Le bio tire les ventes de Lactalis
Sur les 12 mois de l’année 2020, le groupe a collecté 5,2 milliards de litres de lait. Bien qu’en légère baisse, ce volume a été boosté par le segment bio, qui affiche une croissance à deux chiffres (13%). Longtemps accusé de tirer à la baisse les prix payés aux producteurs, le groupe basé à Laval se félicite d’avoir assuré, en 2020, un niveau de prix équivalent à 2019, à 369 euros les 1000 litres. Ce, "malgré les difficultés liées à la pandémie". Ce tarif mêle l’ensemble des laits collectés par le groupe : biologique, conventionnel, AOP etc.
"Lactalis parle tous laits de vache confondus. Pour le seul lait conventionnel, il n’a pas donné plus de 350 à 360 euros" tempère l’observatoire L’éleveur laitier. L’Association des producteurs de lait Lactalis de Bretagne et des Pays de la Loire (APLBL), interrogée par Ouest France, évoque, quant à elle, un prix en baisse de 1,4 %, à 326,06 euros. L’éleveur laitier évalue à 5 euros la baisse du prix des 1000 litres proposé par le géant mayennais à ses éleveurs en 2020.
Lactalis affirme avoir intégré les coûts de production des éleveurs dans le calcul de ses tarifs, comme le prévoit la loi Egalim. Dans son communiqué, le groupe revendique être "l’une des seules entreprises laitières françaises à avoir intégré les coûts de production des producteurs dans la formule de prix du lait pour la partie destinée au marché français". L'APLBL confirme la co-construction du prix avec l'industriel.
Un tarif supérieur à la concurrence... Mais laquelle?
Le groupe déclare également payer un prix du lait supérieur "à celui payé par les grandes laiteries coopératives dont le mix produit est similaire". Si le prix offert est certes légèrement supérieur à celui de Terrena ou Agrial, il reste toutefois largement inférieur à ceux proposés par Isigny Sainte-Mère, la laiterie Saint Denis de l’Hôtel ou encore Triballat Rians.

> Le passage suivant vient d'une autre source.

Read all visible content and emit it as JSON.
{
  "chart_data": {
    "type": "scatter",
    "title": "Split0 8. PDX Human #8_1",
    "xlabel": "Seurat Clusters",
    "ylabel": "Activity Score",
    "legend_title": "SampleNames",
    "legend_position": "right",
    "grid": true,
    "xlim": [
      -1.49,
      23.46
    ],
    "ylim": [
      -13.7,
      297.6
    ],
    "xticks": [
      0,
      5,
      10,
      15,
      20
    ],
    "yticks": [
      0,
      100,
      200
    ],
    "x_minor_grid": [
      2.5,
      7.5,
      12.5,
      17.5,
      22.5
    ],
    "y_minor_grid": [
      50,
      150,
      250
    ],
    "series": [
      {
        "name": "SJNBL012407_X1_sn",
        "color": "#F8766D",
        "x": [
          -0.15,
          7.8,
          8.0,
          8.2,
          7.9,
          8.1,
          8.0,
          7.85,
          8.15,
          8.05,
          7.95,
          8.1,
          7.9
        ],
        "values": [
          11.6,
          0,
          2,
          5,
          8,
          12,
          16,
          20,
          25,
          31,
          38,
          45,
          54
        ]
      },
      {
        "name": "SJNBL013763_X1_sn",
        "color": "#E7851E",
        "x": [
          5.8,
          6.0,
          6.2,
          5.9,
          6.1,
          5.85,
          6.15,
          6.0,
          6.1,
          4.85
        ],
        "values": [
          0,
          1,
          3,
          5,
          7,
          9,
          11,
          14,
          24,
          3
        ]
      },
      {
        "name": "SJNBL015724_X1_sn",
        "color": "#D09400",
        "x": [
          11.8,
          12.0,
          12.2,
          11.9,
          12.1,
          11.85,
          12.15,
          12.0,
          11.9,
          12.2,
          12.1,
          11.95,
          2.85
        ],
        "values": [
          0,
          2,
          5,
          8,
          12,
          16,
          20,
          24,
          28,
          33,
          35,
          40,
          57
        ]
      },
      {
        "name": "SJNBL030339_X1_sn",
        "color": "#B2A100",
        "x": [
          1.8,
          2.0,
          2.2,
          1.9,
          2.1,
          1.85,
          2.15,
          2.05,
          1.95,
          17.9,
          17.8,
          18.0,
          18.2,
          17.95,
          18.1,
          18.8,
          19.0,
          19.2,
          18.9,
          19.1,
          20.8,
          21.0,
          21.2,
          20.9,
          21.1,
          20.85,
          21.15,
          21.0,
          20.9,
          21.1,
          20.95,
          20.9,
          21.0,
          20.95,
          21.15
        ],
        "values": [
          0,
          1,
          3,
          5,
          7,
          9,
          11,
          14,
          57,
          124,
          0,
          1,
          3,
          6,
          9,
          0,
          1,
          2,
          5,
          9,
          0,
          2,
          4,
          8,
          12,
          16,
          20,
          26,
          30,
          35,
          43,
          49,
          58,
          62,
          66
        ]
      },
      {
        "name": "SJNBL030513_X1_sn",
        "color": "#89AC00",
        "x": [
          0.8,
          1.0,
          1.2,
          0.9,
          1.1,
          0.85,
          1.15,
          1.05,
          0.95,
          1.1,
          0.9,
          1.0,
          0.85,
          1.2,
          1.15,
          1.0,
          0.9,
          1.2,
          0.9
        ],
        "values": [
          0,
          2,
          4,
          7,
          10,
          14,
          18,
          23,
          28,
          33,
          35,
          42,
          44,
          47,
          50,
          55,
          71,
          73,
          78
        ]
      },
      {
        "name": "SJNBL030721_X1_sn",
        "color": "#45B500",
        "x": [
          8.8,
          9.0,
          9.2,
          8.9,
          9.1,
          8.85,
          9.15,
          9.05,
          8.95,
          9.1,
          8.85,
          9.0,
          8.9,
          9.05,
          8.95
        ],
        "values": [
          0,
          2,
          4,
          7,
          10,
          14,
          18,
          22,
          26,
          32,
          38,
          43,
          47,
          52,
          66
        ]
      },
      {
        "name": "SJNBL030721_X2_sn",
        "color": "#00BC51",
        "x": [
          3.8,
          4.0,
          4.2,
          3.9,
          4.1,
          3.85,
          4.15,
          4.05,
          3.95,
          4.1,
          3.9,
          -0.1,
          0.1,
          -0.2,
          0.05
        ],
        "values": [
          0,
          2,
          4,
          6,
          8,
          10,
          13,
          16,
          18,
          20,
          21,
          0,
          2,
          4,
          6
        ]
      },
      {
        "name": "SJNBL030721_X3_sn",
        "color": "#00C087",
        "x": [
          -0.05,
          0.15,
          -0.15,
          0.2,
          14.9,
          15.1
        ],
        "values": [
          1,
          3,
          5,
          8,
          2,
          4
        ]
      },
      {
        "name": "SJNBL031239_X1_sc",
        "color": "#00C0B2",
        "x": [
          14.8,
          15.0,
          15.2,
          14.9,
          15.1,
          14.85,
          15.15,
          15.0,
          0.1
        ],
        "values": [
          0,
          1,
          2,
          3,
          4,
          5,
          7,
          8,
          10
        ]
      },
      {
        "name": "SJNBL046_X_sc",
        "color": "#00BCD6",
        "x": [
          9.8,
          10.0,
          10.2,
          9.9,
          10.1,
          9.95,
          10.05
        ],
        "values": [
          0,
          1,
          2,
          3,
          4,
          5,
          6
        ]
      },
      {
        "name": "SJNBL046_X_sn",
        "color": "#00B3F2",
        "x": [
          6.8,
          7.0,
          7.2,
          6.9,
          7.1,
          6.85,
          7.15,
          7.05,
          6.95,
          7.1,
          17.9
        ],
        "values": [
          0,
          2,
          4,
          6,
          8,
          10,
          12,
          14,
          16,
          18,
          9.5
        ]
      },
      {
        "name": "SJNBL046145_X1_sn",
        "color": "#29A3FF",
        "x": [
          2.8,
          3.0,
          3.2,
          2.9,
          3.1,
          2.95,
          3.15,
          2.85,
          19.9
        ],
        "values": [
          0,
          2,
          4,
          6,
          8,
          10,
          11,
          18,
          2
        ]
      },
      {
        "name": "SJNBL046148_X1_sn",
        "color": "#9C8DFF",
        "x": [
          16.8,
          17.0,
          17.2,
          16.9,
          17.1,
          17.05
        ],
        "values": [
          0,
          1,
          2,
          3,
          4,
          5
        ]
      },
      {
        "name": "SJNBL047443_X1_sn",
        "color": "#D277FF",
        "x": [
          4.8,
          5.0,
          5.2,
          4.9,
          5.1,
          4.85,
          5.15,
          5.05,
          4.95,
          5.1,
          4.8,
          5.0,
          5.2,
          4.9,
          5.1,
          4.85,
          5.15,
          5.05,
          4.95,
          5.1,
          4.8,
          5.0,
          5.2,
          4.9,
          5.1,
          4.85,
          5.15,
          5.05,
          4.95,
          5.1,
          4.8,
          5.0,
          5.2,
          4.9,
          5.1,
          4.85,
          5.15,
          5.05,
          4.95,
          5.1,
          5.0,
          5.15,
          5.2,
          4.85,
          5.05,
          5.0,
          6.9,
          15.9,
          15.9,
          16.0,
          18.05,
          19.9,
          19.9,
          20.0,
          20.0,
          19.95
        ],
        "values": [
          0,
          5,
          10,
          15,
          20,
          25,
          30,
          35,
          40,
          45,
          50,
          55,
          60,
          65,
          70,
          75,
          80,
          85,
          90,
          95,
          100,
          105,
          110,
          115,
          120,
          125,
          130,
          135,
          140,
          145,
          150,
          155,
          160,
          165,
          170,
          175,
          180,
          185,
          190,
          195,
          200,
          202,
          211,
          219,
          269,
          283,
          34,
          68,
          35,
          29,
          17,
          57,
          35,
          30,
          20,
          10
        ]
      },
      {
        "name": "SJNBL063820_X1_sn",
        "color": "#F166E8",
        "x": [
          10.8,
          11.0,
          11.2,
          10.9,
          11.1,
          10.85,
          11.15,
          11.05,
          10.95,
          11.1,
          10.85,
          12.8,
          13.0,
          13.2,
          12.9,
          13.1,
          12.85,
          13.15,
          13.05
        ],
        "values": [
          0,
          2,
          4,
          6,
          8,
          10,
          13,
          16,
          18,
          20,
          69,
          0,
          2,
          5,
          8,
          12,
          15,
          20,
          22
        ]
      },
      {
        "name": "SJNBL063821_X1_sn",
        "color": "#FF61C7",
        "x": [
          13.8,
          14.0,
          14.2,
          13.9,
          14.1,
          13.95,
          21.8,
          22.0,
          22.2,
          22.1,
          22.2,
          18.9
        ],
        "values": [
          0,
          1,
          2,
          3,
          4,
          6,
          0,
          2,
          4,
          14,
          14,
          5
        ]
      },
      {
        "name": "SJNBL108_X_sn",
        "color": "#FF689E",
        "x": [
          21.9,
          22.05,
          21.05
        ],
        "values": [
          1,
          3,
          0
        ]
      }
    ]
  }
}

Ces trois dernières sont classées par l’observatoire L’éleveur laitier comme les entreprises offrant la rémunération du lait conventionnel la plus élevée, avec des prix respectifs de 399 euros, 393,19 euros et 392,81 euros les 1000 litres. Ces tarifs restent toutefois largement inférieurs au coût de revient préconisé par le CNIEL, de 403 euros les 1000 litres.